In PgAdmin, right click on the database and select 'Query Tool'. Using the query tool, create a table using:
CREATE TABLE path_table_name
(
lon1 float,
lat1 float,
id1 int,
lon2 float,
lat2 float,
id2 int,
line_geom geometry
);
Refresh, then find this new table in the browser menu on the left. Right click on it, and select Import/Export.
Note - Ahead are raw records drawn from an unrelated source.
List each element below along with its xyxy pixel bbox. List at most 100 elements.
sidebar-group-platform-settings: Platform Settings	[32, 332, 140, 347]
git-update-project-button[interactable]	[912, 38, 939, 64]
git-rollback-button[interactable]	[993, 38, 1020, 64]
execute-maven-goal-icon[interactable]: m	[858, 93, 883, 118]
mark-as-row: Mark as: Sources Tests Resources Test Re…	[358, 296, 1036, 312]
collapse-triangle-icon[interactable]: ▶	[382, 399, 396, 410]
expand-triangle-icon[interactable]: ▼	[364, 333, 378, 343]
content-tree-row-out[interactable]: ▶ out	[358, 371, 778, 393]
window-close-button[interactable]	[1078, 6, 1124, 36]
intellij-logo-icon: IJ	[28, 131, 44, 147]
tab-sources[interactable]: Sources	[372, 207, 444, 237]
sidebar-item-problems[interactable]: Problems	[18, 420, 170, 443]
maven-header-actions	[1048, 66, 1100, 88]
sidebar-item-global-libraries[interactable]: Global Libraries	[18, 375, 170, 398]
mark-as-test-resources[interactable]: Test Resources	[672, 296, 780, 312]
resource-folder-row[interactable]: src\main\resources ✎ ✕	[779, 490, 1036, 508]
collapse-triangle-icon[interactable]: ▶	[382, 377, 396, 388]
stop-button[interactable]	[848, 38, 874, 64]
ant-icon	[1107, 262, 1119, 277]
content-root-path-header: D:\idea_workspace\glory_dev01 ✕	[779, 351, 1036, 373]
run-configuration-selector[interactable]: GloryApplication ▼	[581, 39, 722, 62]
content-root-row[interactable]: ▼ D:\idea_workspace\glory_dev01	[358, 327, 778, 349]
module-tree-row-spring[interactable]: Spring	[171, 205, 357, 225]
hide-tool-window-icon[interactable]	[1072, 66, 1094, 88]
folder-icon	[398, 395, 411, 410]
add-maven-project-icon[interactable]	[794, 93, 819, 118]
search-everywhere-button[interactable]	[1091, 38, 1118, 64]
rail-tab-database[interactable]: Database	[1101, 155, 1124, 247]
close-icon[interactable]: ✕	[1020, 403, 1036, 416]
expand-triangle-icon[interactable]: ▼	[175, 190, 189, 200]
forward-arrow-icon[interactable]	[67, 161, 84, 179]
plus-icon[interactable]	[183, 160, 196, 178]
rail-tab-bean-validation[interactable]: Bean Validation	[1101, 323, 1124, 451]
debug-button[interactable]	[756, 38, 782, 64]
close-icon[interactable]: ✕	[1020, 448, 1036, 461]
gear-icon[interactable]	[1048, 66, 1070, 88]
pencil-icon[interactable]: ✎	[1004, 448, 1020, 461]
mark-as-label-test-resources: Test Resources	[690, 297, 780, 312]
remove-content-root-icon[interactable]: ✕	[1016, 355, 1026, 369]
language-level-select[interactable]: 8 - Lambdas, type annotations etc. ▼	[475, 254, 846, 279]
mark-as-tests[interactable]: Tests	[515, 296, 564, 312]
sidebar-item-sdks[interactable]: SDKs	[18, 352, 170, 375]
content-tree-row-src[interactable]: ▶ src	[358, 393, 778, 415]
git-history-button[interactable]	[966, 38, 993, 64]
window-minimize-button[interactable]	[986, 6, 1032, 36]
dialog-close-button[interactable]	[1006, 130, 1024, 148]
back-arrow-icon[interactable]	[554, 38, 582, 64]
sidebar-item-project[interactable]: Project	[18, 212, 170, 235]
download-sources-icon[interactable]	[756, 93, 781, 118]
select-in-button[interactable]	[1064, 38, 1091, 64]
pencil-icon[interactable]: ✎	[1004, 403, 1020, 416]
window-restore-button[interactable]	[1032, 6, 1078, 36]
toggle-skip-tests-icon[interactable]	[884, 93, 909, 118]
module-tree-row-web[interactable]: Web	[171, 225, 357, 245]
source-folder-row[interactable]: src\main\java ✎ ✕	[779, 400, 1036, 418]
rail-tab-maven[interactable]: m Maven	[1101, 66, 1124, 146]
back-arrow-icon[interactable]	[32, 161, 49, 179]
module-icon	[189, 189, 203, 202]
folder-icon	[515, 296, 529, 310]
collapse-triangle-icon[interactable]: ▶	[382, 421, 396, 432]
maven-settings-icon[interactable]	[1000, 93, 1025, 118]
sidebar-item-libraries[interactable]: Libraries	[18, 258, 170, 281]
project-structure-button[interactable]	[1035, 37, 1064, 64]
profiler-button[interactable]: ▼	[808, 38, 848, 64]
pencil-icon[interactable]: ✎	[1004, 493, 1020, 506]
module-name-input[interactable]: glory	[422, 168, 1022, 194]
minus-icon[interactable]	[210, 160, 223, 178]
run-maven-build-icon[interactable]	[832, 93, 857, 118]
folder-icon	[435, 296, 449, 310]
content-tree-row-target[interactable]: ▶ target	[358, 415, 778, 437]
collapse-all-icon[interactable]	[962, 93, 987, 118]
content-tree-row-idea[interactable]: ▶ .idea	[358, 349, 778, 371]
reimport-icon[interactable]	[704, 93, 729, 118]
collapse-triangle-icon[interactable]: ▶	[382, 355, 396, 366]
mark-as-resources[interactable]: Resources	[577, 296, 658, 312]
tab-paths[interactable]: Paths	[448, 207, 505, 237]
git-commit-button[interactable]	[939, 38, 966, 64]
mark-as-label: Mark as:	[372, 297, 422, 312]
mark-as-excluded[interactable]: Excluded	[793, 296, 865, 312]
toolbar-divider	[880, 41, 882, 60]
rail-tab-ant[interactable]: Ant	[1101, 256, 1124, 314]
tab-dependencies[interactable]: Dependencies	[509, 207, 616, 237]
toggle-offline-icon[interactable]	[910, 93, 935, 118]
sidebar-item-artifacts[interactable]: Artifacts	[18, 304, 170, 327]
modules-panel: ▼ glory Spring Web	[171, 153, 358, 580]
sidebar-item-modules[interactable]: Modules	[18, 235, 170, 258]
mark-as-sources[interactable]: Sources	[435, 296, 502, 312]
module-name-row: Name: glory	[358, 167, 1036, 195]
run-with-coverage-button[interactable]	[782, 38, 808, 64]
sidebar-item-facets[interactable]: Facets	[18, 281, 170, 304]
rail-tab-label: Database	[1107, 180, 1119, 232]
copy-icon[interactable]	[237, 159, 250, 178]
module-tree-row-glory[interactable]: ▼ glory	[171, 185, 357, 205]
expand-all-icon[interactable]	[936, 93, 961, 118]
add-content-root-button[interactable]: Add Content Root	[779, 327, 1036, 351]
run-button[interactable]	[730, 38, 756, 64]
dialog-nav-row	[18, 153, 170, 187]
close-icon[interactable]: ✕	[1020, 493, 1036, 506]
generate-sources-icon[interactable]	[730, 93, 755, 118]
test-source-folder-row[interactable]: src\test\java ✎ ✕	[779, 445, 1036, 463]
Browse to find the file to import, and choose 'yes' for Header.
To visualize matches, follow the same instructions as above except with the following SQL query:
CREATE TABLE matches_table_name
(
GPS_LON float,
GPS_LAT float,
GPS_HEADING float,
MATCH_LON float,
MATCH_LAT float,
MATCH_HEADING float,
TIMESTAMP timestamp without time zone,
SCORE float,
GPS_POINT geometry,
MATCH_POINT geometry,
LINE geometry
)
Create a new database connection in QGIS if needed, and import the line geometry column as a vector layer.